If however, you are not working in a SharePoint context, you can get the SPWebApplication reference from a new SPSite object like below
public static string GetSharePointMailService(string mysite)
{
string address;
using (SPSite site = new SPSite(mysite))
{
address = site.WebApplication.OutboundMailServiceInstance.Server.Address;
}
return address;
}
Method 2 : – This uses the embedded SharePoint SendEmail which has fewer capabilities, but is as straightforward as possible, and is the preferred approach if you simply want to send e-mail:
SPUtility.SendEmail(web, useHtml, htmlEncode, to, subject, htmlBody)
The Paramets are :
web(SPWeb) – An object that represents the site
headers(StringDictionary) – A collection of additional headers
useHtml(bool) – Used to append an HTML tag to the message (true)
htmlEncode(bool) – Encodes the message and replaces characters in HTML tags with entities
to(string) – The address to which to send the e-mail
subject(string) – Contains the subject for the e-mail message
htmlBody(string) – Contains the body of the e-mail message
addFooter(bool) – Used if there is a footer to be appended to the e-mail
The headers parameter is used instead of the to and subject parameters. It allows you to set all possible mail headers and forces you to add at least the to header that way. An example follows:
StringDictionary headers = new StringDictionary();
headers.add(“to”,”authors@apress.com”);
headers.add(“cc”,”joerg@krause.net”);
headers.add(“bcc”,”checkthis@apress.com”);
headers.add(“from”,sp2010@apress.com);
headers.add(“subject”,”Send an EMail from SPUtility”);
headers.add(“content-type”,”text/html”);
string bodyText =”This is an html formatted message.”;
SPUtility.SendEmail(web, headers, bodyText);
Note that StringDictionary is defined in the System.Collections.Specialized namespace.

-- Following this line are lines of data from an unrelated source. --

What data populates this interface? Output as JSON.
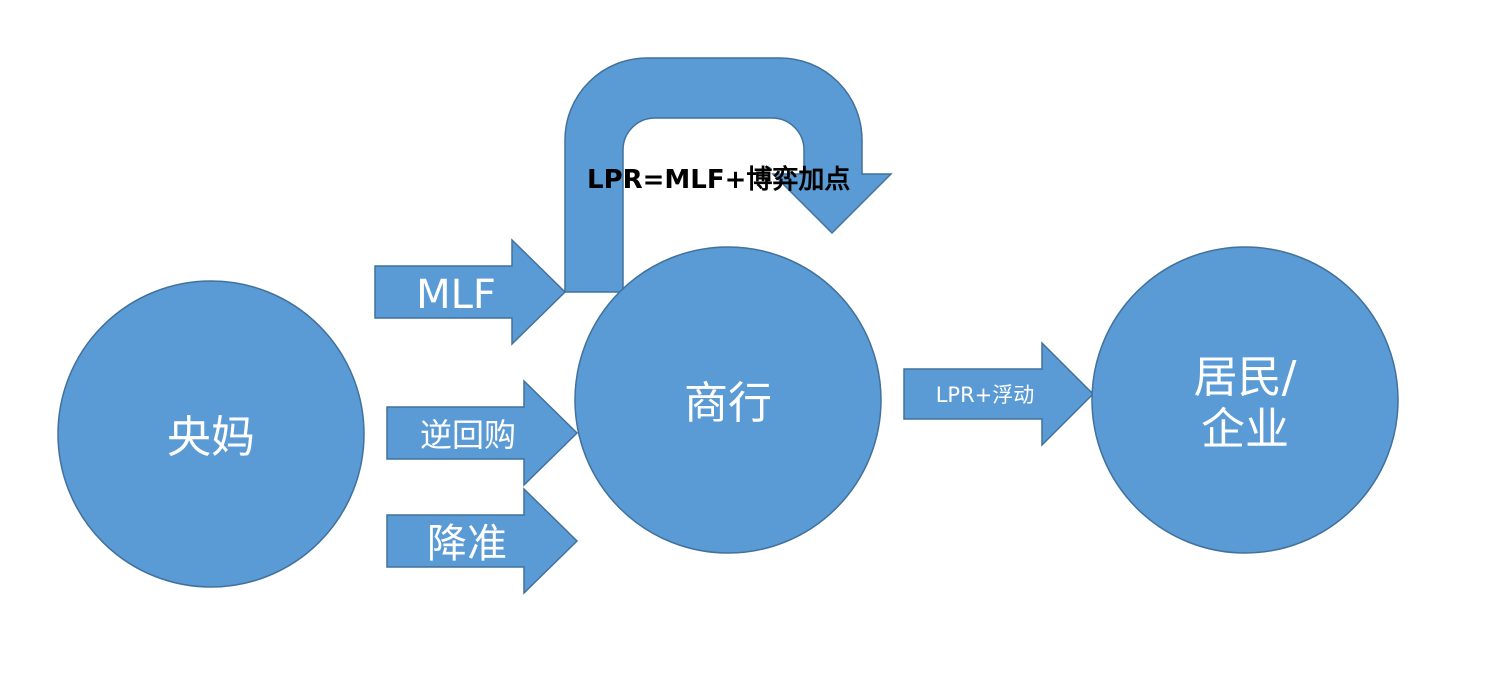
{
  "nodes": {
    "central_bank": "央妈",
    "commercial_bank": "商行",
    "household_line1": "居民/",
    "household_line2": "企业"
  },
  "arrows": {
    "mlf": "MLF",
    "reverse_repo": "逆回购",
    "rrr_cut": "降准",
    "lpr_float": "LPR+浮动"
  },
  "annotation": "LPR=MLF+博弈加点",
  "colors": {
    "shape_fill": "#5b9bd5",
    "shape_stroke": "#41719c",
    "label_light": "#ffffff",
    "label_dark": "#000000"
  }
}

Method 3 : - Sending E-Mail from a WCF Service
Sending an e-mail from a service when SPContext is not available could fail. As a workaround, you have to prevent the mail function from reading the current context by using HttpContext.Current = null. If it can’t, it will retrieve the right context and it will then work. The next example shows this.

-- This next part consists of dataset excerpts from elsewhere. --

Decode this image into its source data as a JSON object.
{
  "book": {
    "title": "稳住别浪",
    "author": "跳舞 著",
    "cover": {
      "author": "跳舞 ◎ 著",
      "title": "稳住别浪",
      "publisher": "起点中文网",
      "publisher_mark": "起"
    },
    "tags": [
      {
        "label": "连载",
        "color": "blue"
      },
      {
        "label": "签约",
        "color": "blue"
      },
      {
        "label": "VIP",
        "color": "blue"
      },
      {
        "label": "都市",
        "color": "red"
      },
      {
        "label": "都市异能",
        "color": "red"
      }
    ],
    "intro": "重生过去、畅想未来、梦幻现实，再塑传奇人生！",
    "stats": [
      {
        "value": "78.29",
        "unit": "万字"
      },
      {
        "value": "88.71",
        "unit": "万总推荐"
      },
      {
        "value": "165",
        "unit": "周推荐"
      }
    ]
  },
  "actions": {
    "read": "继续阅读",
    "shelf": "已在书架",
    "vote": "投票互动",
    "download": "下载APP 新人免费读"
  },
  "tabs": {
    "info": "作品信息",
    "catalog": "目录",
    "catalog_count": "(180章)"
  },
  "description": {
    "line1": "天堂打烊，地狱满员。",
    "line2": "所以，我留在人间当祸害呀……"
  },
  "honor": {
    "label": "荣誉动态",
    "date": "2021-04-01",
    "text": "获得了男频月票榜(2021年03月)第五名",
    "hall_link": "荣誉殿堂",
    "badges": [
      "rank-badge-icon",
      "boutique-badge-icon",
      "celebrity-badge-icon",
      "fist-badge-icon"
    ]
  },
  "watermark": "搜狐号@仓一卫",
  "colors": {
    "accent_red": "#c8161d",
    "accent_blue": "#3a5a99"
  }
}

Sending E-mail Using SendMail from a WCF Service
try
{
using (SPSite site = new SPSite(“http://sharepointserve”))
{
SPWeb thisWeb = site.RootWeb;
{
string to = “someone@apress.com”;
string subject = “Book Message”;
string body = “A message from SharePoint”;
HttpContext curCtx = HttpContext.Current;
HttpContext.Current = null;
bool success = SPUtility.SendEmail(thisWeb, true, true, to, subject, body);
HttpContext.Current = curCtx;
}
}
}
catch (Exception ex)
{// Exception handling skipped for clarity}
In the above code the current context is set to null to force the context to be retrieved again. Saving the current context ensures that the service works properly after the method has been executed.